Expressing likes, dislikes, and wants


Communicating preferences and desires is a crucial part of daily interaction in any language.

In Japanese, this involves specific patterns that can vary in complexity and subtlety.

This extended guide covers not only the basics but also introduces additional expressions and nuances to help you convey your feelings more precisely.

Expressing Likes

“好き” (suki) is a versatile term used to express likes or love towards people, activities, or objects.

  • Example : “私は猫が好きです。” (Watashi wa neko ga suki desu. – I like cats.)

To emphasize the degree of liking, you can use “とても” (totemo, very) or “大好き” (daisuki, really love).

  • Example : “私はとても音楽が好きです。” (Watashi wa totemo ongaku ga suki desu. – I really like music.)

Expressing Dislikes

To express dislike or aversion, “嫌い” (kirai), meaning “dislike” or “hate,” is used. It’s similarly structured to “好きです.”

  • Example : “辛いものが嫌いです。” (Karai mono ga kirai desu. – I dislike spicy food.)

Besides “あまり”, using “それほど…ない” (sore hodo…nai, not so much) can also soften the expression.

  • Example : “私はそれほど辛いものが好きではありません。” (Watashi wa sore hodo karai mono ga suki dewa arimasen. – I don’t like spicy food that much.)

Expressing Wants

When wanting an object or desiring something tangible, “ほしい” (hoshii), meaning “want,” is applied.

Example: “新しい車がほしいです。” (Atarashii kuruma ga hoshii desu. – I want a new car.)

For actions or experiences, use the verb “したい” (shitai) from “する” (suru), meaning “to do.”

Example: “旅行がしたいです。” (Ryokou ga shitai desu. – I want to travel.)

Advanced Guide to 「ほしい」

In Japanese, when desiring objects or tangible things, “ほしい” (hoshii) is used, as mentioned in the previous section.

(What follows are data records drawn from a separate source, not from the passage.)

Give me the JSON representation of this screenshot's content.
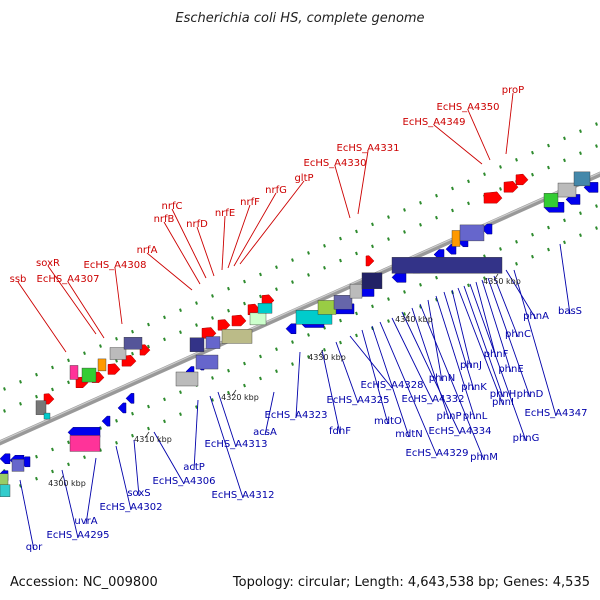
{
  "title": "Escherichia coli HS, complete genome",
  "footer": {
    "accession": "Accession: NC_009800",
    "summary": "Topology: circular; Length: 4,643,538 bp; Genes: 4,535"
  },
  "colors": {
    "forward_label": "#cc0000",
    "reverse_label": "#0000aa",
    "forward_gene": "#ff0000",
    "reverse_gene": "#0000ee",
    "backbone": "#888888",
    "tick_dot": "#2e8b2e"
  },
  "ticks": [
    {
      "label": "4300 kbp"
    },
    {
      "label": "4310 kbp"
    },
    {
      "label": "4320 kbp"
    },
    {
      "label": "4330 kbp"
    },
    {
      "label": "4340 kbp"
    },
    {
      "label": "4350 kbp"
    }
  ],
  "forward_labels": [
    "ssb",
    "soxR",
    "EcHS_A4307",
    "EcHS_A4308",
    "nrfA",
    "nrfB",
    "nrfC",
    "nrfD",
    "nrfE",
    "nrfF",
    "nrfG",
    "gltP",
    "EcHS_A4330",
    "EcHS_A4331",
    "EcHS_A4349",
    "EcHS_A4350",
    "proP"
  ],
  "reverse_labels": [
    "qor",
    "EcHS_A4295",
    "uvrA",
    "EcHS_A4302",
    "soxS",
    "EcHS_A4306",
    "actP",
    "EcHS_A4312",
    "EcHS_A4313",
    "acsA",
    "EcHS_A4323",
    "fdhF",
    "EcHS_A4325",
    "EcHS_A4328",
    "mdtO",
    "mdtN",
    "EcHS_A4329",
    "EcHS_A4332",
    "EcHS_A4334",
    "phnP",
    "phnM",
    "phnN",
    "phnL",
    "phnK",
    "phnJ",
    "phnI",
    "phnH",
    "phnG",
    "phnF",
    "phnE",
    "phnD",
    "phnC",
    "phnA",
    "EcHS_A4347",
    "basS"
  ]
}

Although “want” is often thought of as a verb, “ほしい” is not a verb but an adjective.

Adjectives have the function of describing attributes or states, and “ほしい” in Japanese expresses the state of the subject desiring a specific object or outcome.

Among adjectives, “ほしい” is categorized as an “い-adjective” (i-adjective).

Therefore, it naturally conjugates according to the rules of “い-adjectives.”

This emphasizes the grammatical role of “ほしい” in articulating desires, adhering to the specific conjugation patterns that define “い-adjectives” in the language.

Conjugation Examples:

  • Negative Form: To express not wanting something, “ほしい” becomes “ほしくない” (hoshikunai).
    • Example: “コーヒーがほしくないです。” (Koohii ga hoshikunai desu. – I don’t want coffee.)
  • Past Positive Form: To express having wanted something, “ほしい” turns into “ほしかった” (hoshikatta).
    • Example: “子供の頃、犬がほしかった。” (Kodomo no koro, inu ga hoshikatta. – When I was a child, I wanted a dog.)
  • Past Negative Form: To say you did not want something, “ほしい” changes to “ほしくなかった” (hoshikunakatta).
    • Example: “その時は、何もほしくなかったです。” (Sono toki wa, nani mo hoshikunakatta desu. – I didn’t want anything at that time.)

Advanced Expressions

Increasing Politeness:

“がほしいです” can be made more polite as “をお願いします” (o onegaishimasu) when requesting something.

This expression is often used when ordering in a restaurant and cafe.

  • Example: “コーヒーをお願いします。” (Koohii o onegaishimasu. – I would like a coffee, please.)

Clarifying Dislikes:

To be more explicit about dislikes, “が苦手です” (ga nigate desu, not good at/not fond of) can express difficulty or a lesser preference without strong negativity.

  • Example: “高いところが苦手です。” (Takai tokoro ga nigate desu. – I’m not good with heights.)

Emphasizing Wants:

To emphasize a strong desire or need, “〜が必要です” (〜ga hitsuyou desu, is necessary) can be used.

  • Example: “新しい仕事が必要です。” (Atarashii shigoto ga hitsuyou desu. – I need a new job.)


Mastering these basic sentence patterns for expressing likes, dislikes, and wants in Japanese not only enhances your ability to share personal preferences but also deepens your engagement in conversations.

By practicing these structures, you’ll develop a more nuanced understanding of Japanese communication styles, particularly in navigating the subtleties of expressing personal feelings and desires.